Coulter believes it’s a woman’s right to have her child at home if she wants to. She states her beliefs about childbirth on her website at breathoflifemidwifery.com.

Among them: “I believe that women are strong human beings who are designed to experience birth and are fully capable of birthing naturally…that beginnings are important and that a gentle natural childbirth is best for both mothers and babies…that babies and mothers should not be separated at birth…and while giving birth is sacred and important, becoming a mother is a profound honor, a life-long calling, and a great joy.”

The joy of childbirth at home is evident in the classic tome on the subject, Ina May’s Guide to Childbirth by Ina May Gaskin, who has been a midwife for more than 30 years and attended the births of more than 2,200 babies. In her book she writes about the “true capacity” of women’s bodies.

“The way I see it, the most trustworthy knowledge about women’s bodies combines the best of what medical science has offered over the past century or two with what women have always been able to learn about themselves before birth moved into hospitals,” she writes.

All three of Coulter’s children were delivered by fellow midwife Bill Dwelley of Montrose’s Childbirth Awareness, who has been practicing homebirth midwifery and teaching students of midwifery in Western Colorado for over 20 years. According to Dwelley, women should educate themselves as much as they can about childbirth before choosing the option that suits them: birth at home with a certified midwife, birth at a birthing center with a nurse midwife, or birth in a hospital with a medical doctor.
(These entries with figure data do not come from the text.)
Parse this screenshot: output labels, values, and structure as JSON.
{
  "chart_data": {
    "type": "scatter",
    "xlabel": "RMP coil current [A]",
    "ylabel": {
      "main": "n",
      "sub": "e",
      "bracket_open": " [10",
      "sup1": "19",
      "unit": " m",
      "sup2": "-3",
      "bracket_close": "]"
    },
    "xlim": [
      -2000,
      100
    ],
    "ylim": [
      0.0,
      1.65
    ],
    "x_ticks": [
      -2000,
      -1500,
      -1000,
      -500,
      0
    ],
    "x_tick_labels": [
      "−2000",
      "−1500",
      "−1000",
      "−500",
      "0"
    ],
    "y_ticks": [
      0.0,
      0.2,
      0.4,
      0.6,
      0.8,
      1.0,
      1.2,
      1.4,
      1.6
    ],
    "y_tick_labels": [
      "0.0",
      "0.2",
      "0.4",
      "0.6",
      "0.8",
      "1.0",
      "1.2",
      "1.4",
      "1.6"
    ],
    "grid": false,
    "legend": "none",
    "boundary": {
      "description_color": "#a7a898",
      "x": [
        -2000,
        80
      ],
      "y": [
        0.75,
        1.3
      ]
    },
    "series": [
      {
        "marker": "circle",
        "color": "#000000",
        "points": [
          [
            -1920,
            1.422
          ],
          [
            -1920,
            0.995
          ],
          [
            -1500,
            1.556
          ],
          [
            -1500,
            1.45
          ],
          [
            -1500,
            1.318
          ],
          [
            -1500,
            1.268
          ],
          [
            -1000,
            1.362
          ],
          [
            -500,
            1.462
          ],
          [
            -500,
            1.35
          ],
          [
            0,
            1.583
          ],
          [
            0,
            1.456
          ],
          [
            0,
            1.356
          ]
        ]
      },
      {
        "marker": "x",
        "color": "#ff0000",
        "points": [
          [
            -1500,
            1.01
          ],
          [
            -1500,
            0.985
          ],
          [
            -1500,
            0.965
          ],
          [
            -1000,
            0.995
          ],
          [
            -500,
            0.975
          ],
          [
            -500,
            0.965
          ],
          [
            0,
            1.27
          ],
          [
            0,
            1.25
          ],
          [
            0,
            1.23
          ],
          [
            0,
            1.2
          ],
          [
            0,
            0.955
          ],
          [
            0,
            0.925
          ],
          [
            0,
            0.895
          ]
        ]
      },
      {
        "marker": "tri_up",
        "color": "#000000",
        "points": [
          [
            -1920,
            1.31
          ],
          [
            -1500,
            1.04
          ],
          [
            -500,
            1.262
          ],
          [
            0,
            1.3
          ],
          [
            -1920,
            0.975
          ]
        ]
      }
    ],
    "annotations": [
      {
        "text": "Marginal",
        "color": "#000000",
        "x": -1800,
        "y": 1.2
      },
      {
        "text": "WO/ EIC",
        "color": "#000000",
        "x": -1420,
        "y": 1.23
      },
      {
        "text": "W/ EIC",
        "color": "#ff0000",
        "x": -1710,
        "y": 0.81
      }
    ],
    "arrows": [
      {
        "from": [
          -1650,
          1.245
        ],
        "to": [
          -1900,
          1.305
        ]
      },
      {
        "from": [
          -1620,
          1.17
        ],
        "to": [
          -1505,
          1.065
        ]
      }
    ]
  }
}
There are five reasons a woman should choose a trained midwife, according to the web zine pregnancy.com:

• You’re a low risk woman. This means that your midwife has been trained to ensure that you do your best to stay healthy and low risk throughout your pregnancy by guiding you in your choices towards healthy options. It also means that she is constantly watching to ensure you are within these healthy parameters, like a lifeguard, only stepping in when needed.

• You want a normal birth. Midwives tend to have much lower intervention rates, like lower cesarean and induction of labor rates. This eases the minds of many women who are hoping to avoid unneeded interventions. Your midwife is also more likely to spend time with you, helping you through labor.

• You enjoy longer prenatal care visits. This is great not only to get to know her (or him) and vice versa, and to answer your questions thoroughly and explain what is going on. This can have a very calming influence on pregnant women.

• You like midwifery style of pregnancy care better. A midwife is more likely to be your partner in your care, rather than the director. You are more likely to have her ask you to take part in your care. By trusting a woman’s body and instilling that faith, the midwife is helping support you in the natural sense of pregnancy and birth.

To find a midwife in your area and learn more about midwifery (pronounced mid-WIFF-ery) go the website of the Colorado Midwives Association at www.coloradomidwives.org.

The association’s home page quotes British social anthropologist Sheila Kitzinger on the role of midwives.

“In all cultures the midwife’s place is on the threshold of life, where intense human emotions – fear, hope, longing, triumph and incredible physical power – enable a new human being to emerge. Her (or his) vocation is unique.”